Malware and spyware attacks on Chinese dissident groups have usually been focused on PC, Mac, or email accounts. But now specially-made infectious Android apps are a threat as well. Security researchers at Kaspersky say they’ve found a targeted malware attack on Android phones that seems to come from China. It seeks to steal information like contacts, call logs, and SMS of people who work in the field of human rights, especially related to China’s Tibet and Xinjiang provinces.
It started earlier this week when, the Kaspersky team explains, “the e-mail account of a high-profile Tibetan activist was hacked and used to send spear phishing e-mails to their contact list.” Attached to those mails is malware masquerading as a useful app related to an event with the file-name “WUC’s Conference.apk”. If a user downloads and installs the file (as needs to be done with any Android app), it “secretly reports the infection to a command-and-control server” and begins stealing infomation on the human rights worker, such as:
- Contacts (stored both on the phone and the SIM card)
- Call logs
- SMS messages
- Phone data (phone number, OS version, phone model, SDK version)
Although the app looks basic, the researchers find that it’s pretty efficient at its sole task of harvesting information on the phone’s users and his/her network of contacts.

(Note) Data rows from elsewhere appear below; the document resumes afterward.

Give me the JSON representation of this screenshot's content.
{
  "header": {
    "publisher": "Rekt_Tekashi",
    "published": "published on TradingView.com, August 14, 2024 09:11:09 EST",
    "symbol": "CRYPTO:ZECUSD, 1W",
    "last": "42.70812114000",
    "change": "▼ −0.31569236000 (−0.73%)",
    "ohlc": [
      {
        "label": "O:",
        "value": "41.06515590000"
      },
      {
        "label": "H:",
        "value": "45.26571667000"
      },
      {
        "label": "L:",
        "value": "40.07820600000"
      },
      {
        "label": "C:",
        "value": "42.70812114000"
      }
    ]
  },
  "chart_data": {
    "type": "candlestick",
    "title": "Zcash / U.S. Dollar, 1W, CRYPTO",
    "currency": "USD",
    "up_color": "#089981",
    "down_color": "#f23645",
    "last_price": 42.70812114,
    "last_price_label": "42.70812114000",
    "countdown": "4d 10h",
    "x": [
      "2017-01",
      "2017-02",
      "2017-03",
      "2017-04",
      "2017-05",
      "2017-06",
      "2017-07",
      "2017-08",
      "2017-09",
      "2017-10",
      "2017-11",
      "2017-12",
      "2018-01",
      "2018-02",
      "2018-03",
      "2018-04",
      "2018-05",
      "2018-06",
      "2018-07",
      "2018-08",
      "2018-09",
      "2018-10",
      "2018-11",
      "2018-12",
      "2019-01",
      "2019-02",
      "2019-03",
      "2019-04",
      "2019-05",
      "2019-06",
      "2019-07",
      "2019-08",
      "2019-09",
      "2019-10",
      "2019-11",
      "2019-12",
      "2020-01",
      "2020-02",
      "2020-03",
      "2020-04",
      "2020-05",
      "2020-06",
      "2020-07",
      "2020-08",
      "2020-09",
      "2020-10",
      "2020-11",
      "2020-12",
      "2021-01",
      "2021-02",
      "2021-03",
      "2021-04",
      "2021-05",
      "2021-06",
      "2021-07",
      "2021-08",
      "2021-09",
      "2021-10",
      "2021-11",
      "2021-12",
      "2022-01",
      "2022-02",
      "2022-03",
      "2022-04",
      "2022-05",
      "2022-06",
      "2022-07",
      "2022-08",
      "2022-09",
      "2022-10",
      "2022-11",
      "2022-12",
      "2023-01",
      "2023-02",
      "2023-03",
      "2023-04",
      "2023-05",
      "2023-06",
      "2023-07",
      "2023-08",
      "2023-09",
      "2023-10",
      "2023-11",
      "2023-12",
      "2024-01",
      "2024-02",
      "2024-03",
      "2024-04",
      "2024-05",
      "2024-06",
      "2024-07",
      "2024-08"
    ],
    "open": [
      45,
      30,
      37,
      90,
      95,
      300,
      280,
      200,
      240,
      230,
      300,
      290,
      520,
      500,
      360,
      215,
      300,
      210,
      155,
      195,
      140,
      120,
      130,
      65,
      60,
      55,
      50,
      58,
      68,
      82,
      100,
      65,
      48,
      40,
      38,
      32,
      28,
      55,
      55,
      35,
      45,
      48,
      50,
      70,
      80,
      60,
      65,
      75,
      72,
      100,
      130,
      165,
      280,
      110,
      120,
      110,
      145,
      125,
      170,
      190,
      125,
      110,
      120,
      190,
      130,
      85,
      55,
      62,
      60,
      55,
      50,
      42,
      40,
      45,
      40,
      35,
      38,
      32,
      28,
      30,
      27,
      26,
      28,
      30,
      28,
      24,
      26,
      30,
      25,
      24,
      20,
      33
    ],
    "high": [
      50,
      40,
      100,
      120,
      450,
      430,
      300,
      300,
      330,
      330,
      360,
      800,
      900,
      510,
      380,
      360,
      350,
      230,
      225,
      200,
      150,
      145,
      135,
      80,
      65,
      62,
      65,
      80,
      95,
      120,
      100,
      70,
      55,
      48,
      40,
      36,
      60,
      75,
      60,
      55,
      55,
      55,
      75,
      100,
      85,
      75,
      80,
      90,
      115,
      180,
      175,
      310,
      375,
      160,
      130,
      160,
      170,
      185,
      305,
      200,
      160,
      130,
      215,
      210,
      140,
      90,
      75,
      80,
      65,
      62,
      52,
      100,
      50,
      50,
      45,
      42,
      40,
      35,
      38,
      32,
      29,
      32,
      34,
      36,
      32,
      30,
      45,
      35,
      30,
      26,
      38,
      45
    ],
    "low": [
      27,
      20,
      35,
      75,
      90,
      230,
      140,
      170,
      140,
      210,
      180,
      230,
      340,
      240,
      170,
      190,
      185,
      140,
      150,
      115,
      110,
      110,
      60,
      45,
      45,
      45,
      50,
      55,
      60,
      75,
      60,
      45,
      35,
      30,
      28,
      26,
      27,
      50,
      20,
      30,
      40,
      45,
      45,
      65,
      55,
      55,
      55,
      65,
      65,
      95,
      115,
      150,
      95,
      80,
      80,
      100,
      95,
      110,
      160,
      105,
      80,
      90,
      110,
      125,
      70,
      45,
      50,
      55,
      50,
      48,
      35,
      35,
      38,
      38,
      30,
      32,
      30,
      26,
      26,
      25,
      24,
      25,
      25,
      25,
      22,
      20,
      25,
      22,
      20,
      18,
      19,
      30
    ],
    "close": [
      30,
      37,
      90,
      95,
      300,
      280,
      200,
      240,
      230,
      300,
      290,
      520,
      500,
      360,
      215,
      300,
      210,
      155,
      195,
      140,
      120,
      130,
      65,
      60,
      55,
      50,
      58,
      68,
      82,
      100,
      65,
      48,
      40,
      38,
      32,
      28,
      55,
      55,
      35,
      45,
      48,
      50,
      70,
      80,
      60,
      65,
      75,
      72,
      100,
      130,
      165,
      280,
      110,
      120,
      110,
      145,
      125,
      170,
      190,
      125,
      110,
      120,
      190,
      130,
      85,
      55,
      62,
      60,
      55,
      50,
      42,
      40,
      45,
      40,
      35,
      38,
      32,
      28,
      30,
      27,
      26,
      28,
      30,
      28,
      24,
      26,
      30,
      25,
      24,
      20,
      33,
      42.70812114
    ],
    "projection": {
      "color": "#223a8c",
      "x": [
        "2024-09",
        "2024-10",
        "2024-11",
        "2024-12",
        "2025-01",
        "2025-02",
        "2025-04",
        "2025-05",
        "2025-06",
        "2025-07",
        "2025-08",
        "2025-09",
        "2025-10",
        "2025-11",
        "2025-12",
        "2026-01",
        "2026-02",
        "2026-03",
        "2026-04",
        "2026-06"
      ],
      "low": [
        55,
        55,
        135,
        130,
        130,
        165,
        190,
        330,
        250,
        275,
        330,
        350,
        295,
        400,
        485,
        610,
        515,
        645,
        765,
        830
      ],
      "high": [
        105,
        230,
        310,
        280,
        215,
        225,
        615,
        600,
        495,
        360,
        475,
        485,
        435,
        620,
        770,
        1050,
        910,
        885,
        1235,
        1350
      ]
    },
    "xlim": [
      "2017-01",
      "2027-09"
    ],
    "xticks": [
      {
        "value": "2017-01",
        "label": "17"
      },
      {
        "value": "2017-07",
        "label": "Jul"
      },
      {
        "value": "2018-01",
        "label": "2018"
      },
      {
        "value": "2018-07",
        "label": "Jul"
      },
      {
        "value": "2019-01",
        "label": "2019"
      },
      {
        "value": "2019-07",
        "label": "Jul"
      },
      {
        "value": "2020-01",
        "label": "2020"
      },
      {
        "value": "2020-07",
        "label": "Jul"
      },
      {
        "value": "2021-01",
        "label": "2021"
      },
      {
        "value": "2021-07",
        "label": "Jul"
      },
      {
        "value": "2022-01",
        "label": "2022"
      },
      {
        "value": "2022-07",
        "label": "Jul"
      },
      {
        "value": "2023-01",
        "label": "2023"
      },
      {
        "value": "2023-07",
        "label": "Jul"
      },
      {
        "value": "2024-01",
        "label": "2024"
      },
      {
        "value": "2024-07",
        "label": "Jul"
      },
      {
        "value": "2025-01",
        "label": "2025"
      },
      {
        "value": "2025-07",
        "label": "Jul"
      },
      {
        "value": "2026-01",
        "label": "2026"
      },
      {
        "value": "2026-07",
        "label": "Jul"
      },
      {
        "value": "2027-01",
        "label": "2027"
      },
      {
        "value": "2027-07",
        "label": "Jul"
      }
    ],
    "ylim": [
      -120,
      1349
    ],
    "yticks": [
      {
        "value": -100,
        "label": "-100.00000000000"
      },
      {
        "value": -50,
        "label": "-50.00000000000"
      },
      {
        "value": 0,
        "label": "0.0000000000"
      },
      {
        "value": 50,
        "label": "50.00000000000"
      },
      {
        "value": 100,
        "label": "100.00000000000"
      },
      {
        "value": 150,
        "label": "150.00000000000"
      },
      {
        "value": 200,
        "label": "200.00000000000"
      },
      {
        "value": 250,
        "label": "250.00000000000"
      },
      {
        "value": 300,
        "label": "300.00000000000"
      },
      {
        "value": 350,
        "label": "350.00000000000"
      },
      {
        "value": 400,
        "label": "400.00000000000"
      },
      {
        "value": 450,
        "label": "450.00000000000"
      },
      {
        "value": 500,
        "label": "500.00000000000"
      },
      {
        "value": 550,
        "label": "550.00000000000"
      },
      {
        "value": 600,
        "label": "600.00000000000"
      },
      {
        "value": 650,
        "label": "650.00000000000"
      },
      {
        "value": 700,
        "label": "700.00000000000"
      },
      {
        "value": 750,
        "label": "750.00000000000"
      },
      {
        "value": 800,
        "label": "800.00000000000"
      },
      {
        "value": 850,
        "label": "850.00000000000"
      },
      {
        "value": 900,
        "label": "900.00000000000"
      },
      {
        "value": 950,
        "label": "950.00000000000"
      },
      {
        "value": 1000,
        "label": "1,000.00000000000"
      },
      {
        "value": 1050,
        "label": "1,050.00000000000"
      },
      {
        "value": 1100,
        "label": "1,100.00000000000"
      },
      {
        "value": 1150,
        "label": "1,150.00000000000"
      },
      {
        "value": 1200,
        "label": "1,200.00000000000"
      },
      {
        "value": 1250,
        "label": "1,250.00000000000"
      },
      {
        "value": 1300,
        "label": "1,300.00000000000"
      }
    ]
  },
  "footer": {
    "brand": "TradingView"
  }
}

Aside from this Android spyware attacking groups of which Chinese authorities have long been wary, what’s the proof of the nation’s involvement? Though the malware’s command-and-control server points to Los Angeles in the US, the server is newly registered to a company named Shanghai Meicheng that’s actually registered in Beijing. Plus, within the app itself the security team found lines of Chinese text in the logs. Kaspersky warns on its blog:
It is perhaps the first in a new wave of targeted attacks aimed at Android users. So far, the attackers relied entirely on social engineering to infect the targets. History has shown us that, in time, these attacks will use zero-day vulnerabilities, exploits or a combination of techniques.
Politically-motivated hack attacks caused yet another kerfuffle for Google in China back in the summer of 2011. On that occasion, a vulnerability in Adobe Flash tweaked the Gmail settings of infected users – it seemed aimed at foreign journalists in China – to forward email to a mysterious Big Brother.
Obviously it’s best not to install “.apk” files from unknown sources. If you really must, at least Android clearly displays an apps’ ‘permissions’ in the review screen before any app is installed, so excessive permissions – like “read contacts” – are a useful warning sign. Thankfully, the spyware Android apps cannot run and execute automagically (as happens on Windows), but activists and journalists working in this area still need to be cautious.